Back in the early days of wireless and radio, station callsigns were applied in several different ways; there was no clear, no regular pattern. Official internationally recognized callsigns were in use to identify a specific transmitter, or a specific transmitter frequency, or a particular programming service, or a particular transmitter usage, such as amateur, experimental, communication or broadcasting.
On one rather unusual occasion back then, a callsign that was licensed for a shortwave transmitter at one specific location was borrowed temporarily to identify another transmitter at another location one hundred miles distant. That event undoubtedly caused considerable confusion. (In 1931 for example, the English callsign G5SW was licensed to a Marconi 10 kW shortwave transmitter at Chelmsford, and it was borrowed by the BBC to identify the test transmissions over their two new 10 kW STC shortwave transmitters at Daventry.)
In more recent times, callsigns have been used simply to identify radio stations that may have one or more transmitters at one or more locations, like for example the fourteen transmitters at WRMI in Okeechobee Florida, or the five transmitters at KSDA on the island of Guam. But originally and historically, each callsign was intended to identify just one specific transmitter at a specific location.
The most appropriate usage of a radio callsign, we would suggest, is to identify a specific transmitter at a specific location. For example back in the middle of last century, the American callsign KWID identified a 100 kW shortwave General Electric transmitter that was installed in suburban San Francisco in California for the Voice of America; and the Australian callsign VLC identified an American made 50 kW RCA shortwave transmitter that was installed at Shepparton in Victoria for Radio Australia.

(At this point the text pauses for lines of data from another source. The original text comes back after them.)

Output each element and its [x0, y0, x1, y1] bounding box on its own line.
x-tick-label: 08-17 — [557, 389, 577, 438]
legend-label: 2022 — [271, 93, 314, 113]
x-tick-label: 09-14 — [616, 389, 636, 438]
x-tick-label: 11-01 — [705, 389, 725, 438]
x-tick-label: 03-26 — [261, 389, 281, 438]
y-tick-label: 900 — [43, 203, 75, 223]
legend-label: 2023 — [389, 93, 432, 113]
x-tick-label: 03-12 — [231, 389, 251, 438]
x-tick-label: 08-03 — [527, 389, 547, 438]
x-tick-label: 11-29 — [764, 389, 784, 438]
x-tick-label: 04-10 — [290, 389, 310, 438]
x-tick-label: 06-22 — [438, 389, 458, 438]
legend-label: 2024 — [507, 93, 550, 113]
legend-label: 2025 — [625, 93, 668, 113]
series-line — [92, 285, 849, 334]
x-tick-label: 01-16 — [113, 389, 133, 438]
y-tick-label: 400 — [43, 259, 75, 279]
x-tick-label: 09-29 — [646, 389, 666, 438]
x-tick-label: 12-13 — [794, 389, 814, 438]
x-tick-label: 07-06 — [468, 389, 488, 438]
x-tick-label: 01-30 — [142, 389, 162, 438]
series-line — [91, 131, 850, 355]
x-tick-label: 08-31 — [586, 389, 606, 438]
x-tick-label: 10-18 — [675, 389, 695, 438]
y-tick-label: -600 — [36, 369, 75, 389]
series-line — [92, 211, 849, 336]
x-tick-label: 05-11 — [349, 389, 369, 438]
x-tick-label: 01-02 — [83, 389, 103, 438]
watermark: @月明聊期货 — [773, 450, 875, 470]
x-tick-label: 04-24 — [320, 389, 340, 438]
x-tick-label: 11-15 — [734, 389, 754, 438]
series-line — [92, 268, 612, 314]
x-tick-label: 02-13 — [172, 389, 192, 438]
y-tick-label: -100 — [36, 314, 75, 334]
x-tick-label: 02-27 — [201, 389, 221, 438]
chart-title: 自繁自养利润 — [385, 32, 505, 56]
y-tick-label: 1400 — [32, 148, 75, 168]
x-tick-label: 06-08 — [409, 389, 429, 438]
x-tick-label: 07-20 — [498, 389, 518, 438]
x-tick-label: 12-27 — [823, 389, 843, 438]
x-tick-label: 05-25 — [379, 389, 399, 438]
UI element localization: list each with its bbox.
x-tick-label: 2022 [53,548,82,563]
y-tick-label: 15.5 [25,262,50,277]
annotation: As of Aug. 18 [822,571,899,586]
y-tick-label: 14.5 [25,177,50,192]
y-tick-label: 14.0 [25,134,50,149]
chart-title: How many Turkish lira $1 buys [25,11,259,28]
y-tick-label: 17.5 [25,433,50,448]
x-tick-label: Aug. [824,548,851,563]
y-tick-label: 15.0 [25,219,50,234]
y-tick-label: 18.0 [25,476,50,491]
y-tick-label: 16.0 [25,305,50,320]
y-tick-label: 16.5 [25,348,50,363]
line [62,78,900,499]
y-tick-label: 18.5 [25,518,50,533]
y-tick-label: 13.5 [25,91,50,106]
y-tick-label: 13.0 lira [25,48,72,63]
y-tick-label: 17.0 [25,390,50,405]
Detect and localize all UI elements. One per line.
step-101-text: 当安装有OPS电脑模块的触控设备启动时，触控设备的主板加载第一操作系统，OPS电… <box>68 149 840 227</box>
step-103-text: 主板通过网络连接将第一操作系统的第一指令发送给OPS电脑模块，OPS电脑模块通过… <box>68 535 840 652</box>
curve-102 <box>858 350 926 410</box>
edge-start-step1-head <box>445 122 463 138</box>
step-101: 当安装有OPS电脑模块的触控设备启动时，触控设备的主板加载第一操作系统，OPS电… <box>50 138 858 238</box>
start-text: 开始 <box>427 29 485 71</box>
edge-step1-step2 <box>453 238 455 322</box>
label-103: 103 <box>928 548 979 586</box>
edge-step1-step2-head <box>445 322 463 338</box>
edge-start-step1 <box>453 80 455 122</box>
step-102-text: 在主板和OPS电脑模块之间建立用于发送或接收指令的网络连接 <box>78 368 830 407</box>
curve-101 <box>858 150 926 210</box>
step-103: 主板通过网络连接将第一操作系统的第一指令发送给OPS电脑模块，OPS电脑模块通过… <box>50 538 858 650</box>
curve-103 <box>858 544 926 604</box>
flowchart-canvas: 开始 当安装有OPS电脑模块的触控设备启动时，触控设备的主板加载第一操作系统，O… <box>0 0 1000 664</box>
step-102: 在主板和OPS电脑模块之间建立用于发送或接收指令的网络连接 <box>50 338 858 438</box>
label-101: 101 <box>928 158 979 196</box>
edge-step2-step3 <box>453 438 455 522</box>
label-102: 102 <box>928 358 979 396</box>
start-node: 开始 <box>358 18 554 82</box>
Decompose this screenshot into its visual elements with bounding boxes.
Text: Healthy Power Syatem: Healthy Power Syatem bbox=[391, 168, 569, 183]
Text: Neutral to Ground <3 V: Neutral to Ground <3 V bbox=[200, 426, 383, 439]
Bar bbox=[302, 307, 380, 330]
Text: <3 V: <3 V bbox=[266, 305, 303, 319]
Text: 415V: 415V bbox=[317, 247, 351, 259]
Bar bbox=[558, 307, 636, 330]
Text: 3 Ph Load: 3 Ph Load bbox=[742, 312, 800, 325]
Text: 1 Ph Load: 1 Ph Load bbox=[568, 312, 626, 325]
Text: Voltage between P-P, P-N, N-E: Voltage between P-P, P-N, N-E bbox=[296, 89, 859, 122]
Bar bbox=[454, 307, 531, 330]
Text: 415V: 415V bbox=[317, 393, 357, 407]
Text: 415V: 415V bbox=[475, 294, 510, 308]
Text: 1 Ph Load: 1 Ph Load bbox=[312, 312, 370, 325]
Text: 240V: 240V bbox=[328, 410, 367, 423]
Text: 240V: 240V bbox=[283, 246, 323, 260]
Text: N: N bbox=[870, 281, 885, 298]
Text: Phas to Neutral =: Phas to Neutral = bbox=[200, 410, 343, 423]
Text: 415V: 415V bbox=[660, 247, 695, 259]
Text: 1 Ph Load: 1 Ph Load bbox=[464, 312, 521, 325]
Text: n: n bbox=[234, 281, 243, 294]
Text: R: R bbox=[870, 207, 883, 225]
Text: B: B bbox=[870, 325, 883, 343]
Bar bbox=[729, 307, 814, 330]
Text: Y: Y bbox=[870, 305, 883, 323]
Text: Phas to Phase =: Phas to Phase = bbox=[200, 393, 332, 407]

Back more than 100 years ago, the Marconi company at Chelmsford in England obtained a plethora of callsigns for their various longwave and shortwave transmitters and services. We go back to the beginning, and we start with the story of their very early radio factories in England.
It was in the year 1897, that the 23 year old Italian born Guglielmo Marconi established his first radio factory, a very small and primitive facility, at 28 Mark Lane in London, for the construction and experiment with very early wireless equipment. However, that facility in crowded London produced too much electrical interference, and it was far too small anyway, so he searched for a suitable country location, and he finally chose Chelmsford in the county of Essex, about 30 miles north east of London. Interestingly, that site was already the site for other companies that were manufacturing other electrical apparatuses and goods.
Now back in 1861, John Hall had constructed a two storied building on Hall Street in Chelmsford for use as a silk weaving mill, and when he went out of business, the building was taken over by the Wenly company for the storage of their finished furniture products. However that building became available, and so Marconi took it over for use as a wireless equipment factory in December 1898 under a 20 year lease agreement.
That building was the first radio factory in the world, and their first employees were 26 men, and 2 boys. In less than a year and with the use of his brand new wireless equipment, Marconi installed a wireless transmitting station across the roadway nearby.
During the year 1912, there were three major events that impacted the Marconi company in Chelmsford and the wireless equipment they manufactured. These three events in chronological order were:-
- The sinking of the luxury liner Titanic
- Construction of a new wireless factory building in Chelmsford
- Official visit from the many international delegates who were attending the International Radio Telegraphic Conference in London
In that tragic event on Sunday April 14, 1912, the luxury liner RMS Titanic struck an iceberg and in less than three hours it broke into two pieces and sank. The two Marconi wireless operators, 25 year old John Phillips and 22 year old Harold Bride, had sent out numerous Morse Code messages on their Marconi wireless equipment with the Marconi callsign MGY.
In response, the RMS Carpathia (callsign MPA) at full speed arrived at the scene two hours after the Titanic sank, and they were successful in rescuing 705 survivors from the icy cold Atlantic. Wide was the subsequent praise for the use of wireless equipment aboard the Titanic which ensured the rescue of so many survivors who would otherwise have been lost.
In Chelmsford, suitable land on the local cricket grounds at New Street near the railway station was chosen for the new wireless/radio factory. Construction work for that large new two storey factory building began on February 26 (1912) and in order to hasten the work 500 brick layers were employed.
The official opening of the new Marconi factory at Chelmsford on June 22 (1912) attracted delegates from the 35 countries who were attending the Third International Radio Telegraphic Conference in London. At the height of its success, this new wireless/radio factory employed a total of 6,000 people.
Early views of the Marconi factory in New Street, Chelmsford. Photos: Essex Record Office
During the subsequent almost one hundred years, Marconi Chelmsford manufactured untallied quantities of radio products, including high powered top quality international shortwave transmitters. Their now historic radio factory was ultimately closed in 2008, and it is these days in use as a luxury apartment complex.